The film’s most famous scene is its closing monologue. This five minute speech delivered straight into the camera sends chills down my spine seventy years after Hitler’s death and I can only begin to imagine its importance at the time. Following a switch of characters, the Jewish barber appears on stage in front of thousands, dressed as Hynkel. Encouraged to give a speech he delivers perhaps the most powerful in cinema history. Beginning solemnly, looking slightly off camera with the words “I’m sorry but I don’t want to be an Emperor, that’s not my business… I should like to help everyone if possible, Jew, gentile, black man, white”. The speech continues to state that the people have been blinded by the promises and corruption of dictators who have enslaved their people, building to a powerful crescendo calling on the world to unite against them. It truly is one of the great speeches of the last century and all that more powerful as it comes at the end of a comedic film. Its themes resonate as much today at they did seventy years ago and the performance packs an incredible punch. Chaplin again mimics Hitler’s power of speech and persuasion but delivers something opposite to that of the Dictator. It’s an incredible scene and a magnificent ending to the film.

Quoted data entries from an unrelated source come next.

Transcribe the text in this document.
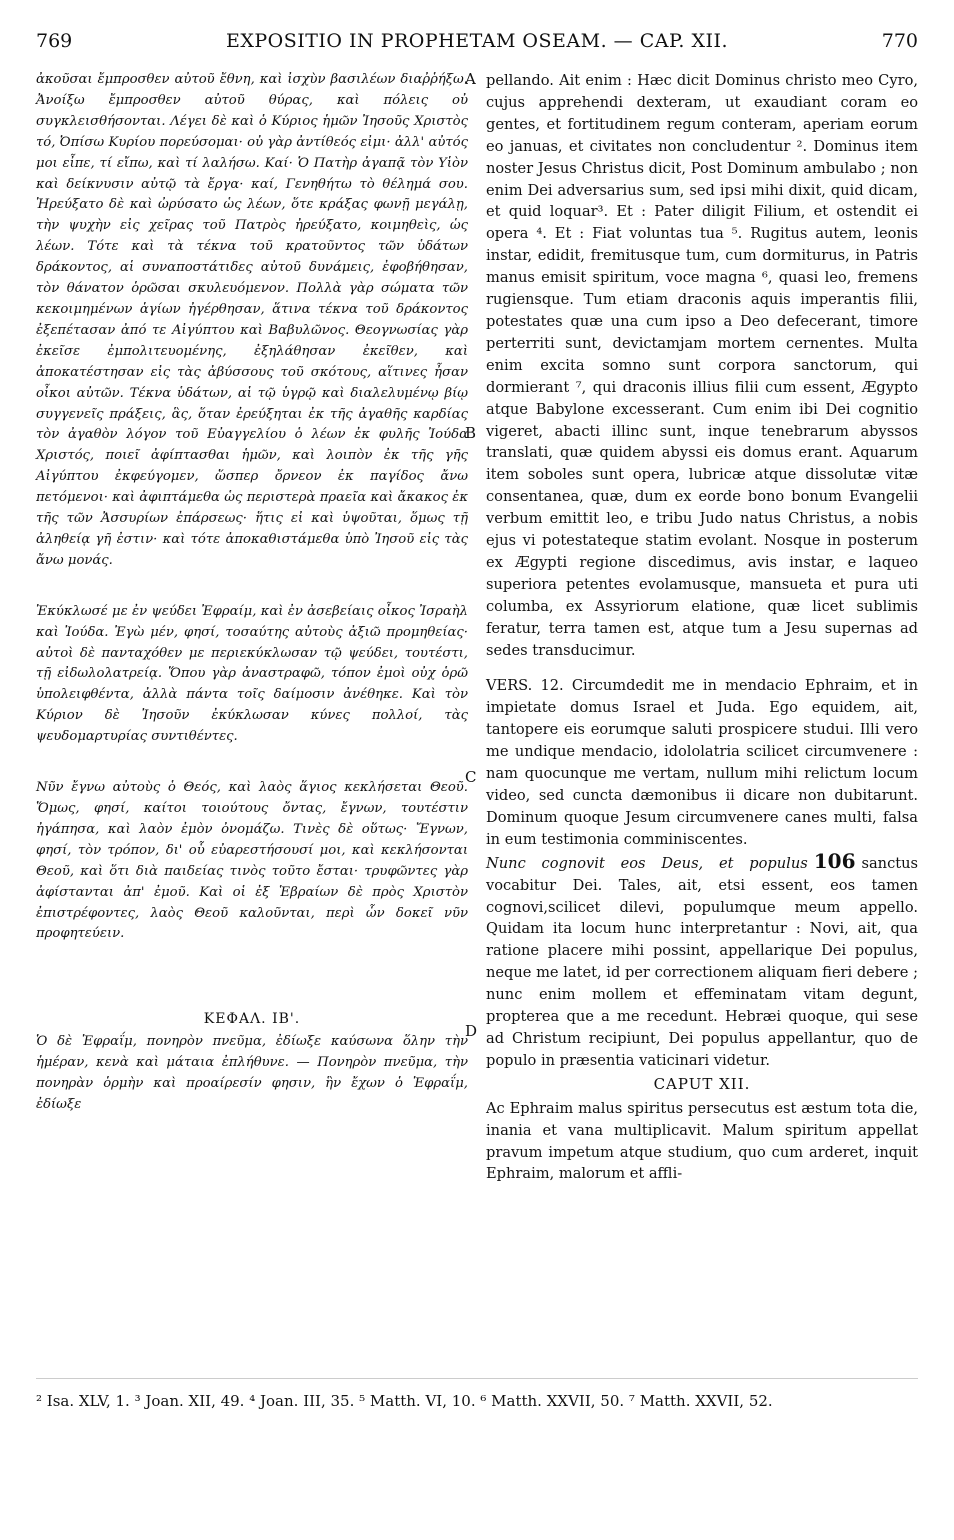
769	EXPOSITIO IN PROPHETAM OSEAM. — CAP. XII.	770
A
B
C
D

ἀκοῦσαι ἔμπροσθεν αὐτοῦ ἔθνη, καὶ ἰσχὺν βασιλέων διαῤῥήξω. Ἀνοίξω ἔμπροσθεν αὐτοῦ θύρας, καὶ πόλεις οὐ συγκλεισθήσονται. Λέγει δὲ καὶ ὁ Κύριος ἡμῶν Ἰησοῦς Χριστὸς τό, Ὀπίσω Κυρίου πορεύσομαι· οὐ γὰρ ἀντίθεός εἰμι· ἀλλ' αὐτός μοι εἶπε, τί εἴπω, καὶ τί λαλήσω. Καί· Ὁ Πατὴρ ἀγαπᾷ τὸν Υἱὸν καὶ δείκνυσιν αὐτῷ τὰ ἔργα· καί, Γενηθήτω τὸ θέλημά σου. Ἠρεύξατο δὲ καὶ ὠρύσατο ὡς λέων, ὅτε κράξας φωνῇ μεγάλῃ, τὴν ψυχὴν εἰς χεῖρας τοῦ Πατρὸς ἠρεύξατο, κοιμηθεὶς, ὡς λέων. Τότε καὶ τὰ τέκνα τοῦ κρατοῦντος τῶν ὑδάτων δράκοντος, αἱ συναποστάτιδες αὐτοῦ δυνάμεις, ἐφοβήθησαν, τὸν θάνατον ὁρῶσαι σκυλευόμενον. Πολλὰ γὰρ σώματα τῶν κεκοιμημένων ἁγίων ἠγέρθησαν, ἅτινα τέκνα τοῦ δράκοντος ἐξεπέτασαν ἀπό τε Αἰγύπτου καὶ Βαβυλῶνος. Θεογνωσίας γὰρ ἐκεῖσε ἐμπολιτευομένης, ἐξηλάθησαν ἐκεῖθεν, καὶ ἀποκατέστησαν εἰς τὰς ἀβύσσους τοῦ σκότους, αἵτινες ἦσαν οἶκοι αὐτῶν. Τέκνα ὑδάτων, αἱ τῷ ὑγρῷ καὶ διαλελυμένῳ βίῳ συγγενεῖς πράξεις, ἃς, ὅταν ἐρεύξηται ἐκ τῆς ἀγαθῆς καρδίας τὸν ἀγαθὸν λόγον τοῦ Εὐαγγελίου ὁ λέων ἐκ φυλῆς Ἰούδα Χριστός, ποιεῖ ἀφίπτασθαι ἡμῶν, καὶ λοιπὸν ἐκ τῆς γῆς Αἰγύπτου ἐκφεύγομεν, ὥσπερ ὄρνεον ἐκ παγίδος ἄνω πετόμενοι· καὶ ἀφιπτάμεθα ὡς περιστερὰ πραεῖα καὶ ἄκακος ἐκ τῆς τῶν Ἀσσυρίων ἐπάρσεως· ἥτις εἰ καὶ ὑψοῦται, ὅμως τῇ ἀληθείᾳ γῆ ἐστιν· καὶ τότε ἀποκαθιστάμεθα ὑπὸ Ἰησοῦ εἰς τὰς ἄνω μονάς.

Ἐκύκλωσέ με ἐν ψεύδει Ἐφραίμ, καὶ ἐν ἀσεβείαις οἶκος Ἰσραὴλ καὶ Ἰούδα. Ἐγὼ μέν, φησί, τοσαύτης αὐτοὺς ἀξιῶ προμηθείας· αὐτοὶ δὲ πανταχόθεν με περιεκύκλωσαν τῷ ψεύδει, τουτέστι, τῇ εἰδωλολατρείᾳ. Ὅπου γὰρ ἀναστραφῶ, τόπον ἐμοὶ οὐχ ὁρῶ ὑπολειφθέντα, ἀλλὰ πάντα τοῖς δαίμοσιν ἀνέθηκε. Καὶ τὸν Κύριον δὲ Ἰησοῦν ἐκύκλωσαν κύνες πολλοί, τὰς ψευδομαρτυρίας συντιθέντες.

Νῦν ἔγνω αὐτοὺς ὁ Θεός, καὶ λαὸς ἅγιος κεκλήσεται Θεοῦ. Ὅμως, φησί, καίτοι τοιούτους ὄντας, ἔγνων, τουτέστιν ἠγάπησα, καὶ λαὸν ἐμὸν ὀνομάζω. Τινὲς δὲ οὕτως· Ἔγνων, φησί, τὸν τρόπον, δι' οὗ εὐαρεστήσουσί μοι, καὶ κεκλήσονται Θεοῦ, καὶ ὅτι διὰ παιδείας τινὸς τοῦτο ἔσται· τρυφῶντες γὰρ ἀφίστανται ἀπ' ἐμοῦ. Καὶ οἱ ἐξ Ἑβραίων δὲ πρὸς Χριστὸν ἐπιστρέφοντες, λαὸς Θεοῦ καλοῦνται, περὶ ὧν δοκεῖ νῦν προφητεύειν.

ΚΕΦΑΛ. ΙΒ'.

Ὁ δὲ Ἐφραΐμ, πονηρὸν πνεῦμα, ἐδίωξε καύσωνα ὅλην τὴν ἡμέραν, κενὰ καὶ μάταια ἐπλήθυνε. — Πονηρὸν πνεῦμα, τὴν πονηρὰν ὁρμὴν καὶ προαίρεσίν φησιν, ἣν ἔχων ὁ Ἐφραΐμ, ἐδίωξε

pellando. Ait enim : Hæc dicit Dominus christo meo Cyro, cujus apprehendi dexteram, ut exaudiant coram eo gentes, et fortitudinem regum conteram, aperiam eorum eo januas, et civitates non concludentur ². Dominus item noster Jesus Christus dicit, Post Dominum ambulabo ; non enim Dei adversarius sum, sed ipsi mihi dixit, quid dicam, et quid loquar³. Et : Pater diligit Filium, et ostendit ei opera ⁴. Et : Fiat voluntas tua ⁵. Rugitus autem, leonis instar, edidit, fremitusque tum, cum dormiturus, in Patris manus emisit spiritum, voce magna ⁶, quasi leo, fremens rugiensque. Tum etiam draconis aquis imperantis filii, potestates quæ una cum ipso a Deo defecerant, timore perterriti sunt, devictamjam mortem cernentes. Multa enim excita somno sunt corpora sanctorum, qui dormierant ⁷, qui draconis illius filii cum essent, Ægypto atque Babylone excesserant. Cum enim ibi Dei cognitio vigeret, abacti illinc sunt, inque tenebrarum abyssos translati, quæ quidem abyssi eis domus erant. Aquarum item soboles sunt opera, lubricæ atque dissolutæ vitæ consentanea, quæ, dum ex eorde bono bonum Evangelii verbum emittit leo, e tribu Judo natus Christus, a nobis ejus vi potestateque statim evolant. Nosque in posterum ex Ægypti regione discedimus, avis instar, e laqueo superiora petentes evolamusque, mansueta et pura uti columba, ex Assyriorum elatione, quæ licet sublimis feratur, terra tamen est, atque tum a Jesu supernas ad sedes transducimur.

VERS. 12. Circumdedit me in mendacio Ephraim, et in impietate domus Israel et Juda. Ego equidem, ait, tantopere eis eorumque saluti prospicere studui. Illi vero me undique mendacio, idololatria scilicet circumvenere : nam quocunque me vertam, nullum mihi relictum locum video, sed cuncta dæmonibus ii dicare non dubitarunt. Dominum quoque Jesum circumvenere canes multi, falsa in eum testimonia comminiscentes.

Nunc cognovit eos Deus, et populus 106 sanctus vocabitur Dei. Tales, ait, etsi essent, eos tamen cognovi,scilicet dilevi, populumque meum appello. Quidam ita locum hunc interpretantur : Novi, ait, qua ratione placere mihi possint, appellarique Dei populus, neque me latet, id per correctionem aliquam fieri debere ; nunc enim mollem et effeminatam vitam degunt, propterea que a me recedunt. Hebræi quoque, qui sese ad Christum recipiunt, Dei populus appellantur, quo de populo in præsentia vaticinari videtur.

CAPUT XII.

Ac Ephraim malus spiritus persecutus est æstum tota die, inania et vana multiplicavit. Malum spiritum appellat pravum impetum atque studium, quo cum arderet, inquit Ephraim, malorum et affli-

² Isa. XLV, 1. ³ Joan. XII, 49. ⁴ Joan. III, 35. ⁵ Matth. VI, 10. ⁶ Matth. XXVII, 50. ⁷ Matth. XXVII, 52.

The Great Dictator is a film which helped bring Hitler’s ills to the attention of the world and galvanise popular opinion once the war began. It perfectly mocks his ideals and mannerisms and allowed Chaplin to get one over on the man to whom he had been compared to visually for a decade. The two men were not only the most famous in the world at the time but were born just two weeks apart. Both had a history of mental illness in the family, alcoholic fathers and grew up in poverty. The similarities are said to have haunted Chaplin who once said “He’s the madman, I’m the comic. But it could have been the other way round”. The Jewish barber’s beginnings, amnesia and eventual replacement of Hynkel are perhaps Chaplin’s ways of playing this out, visualising his fears and putting them to rest.

This film is not Chaplin’s funniest and is far from his best but it stands up as one of his most important. Not only is the film important to a Chaplin fan but it is important to all of us. 


1 comment:

  1. CC also played two roles in The Idle Class in 1921. I enjoyed this review.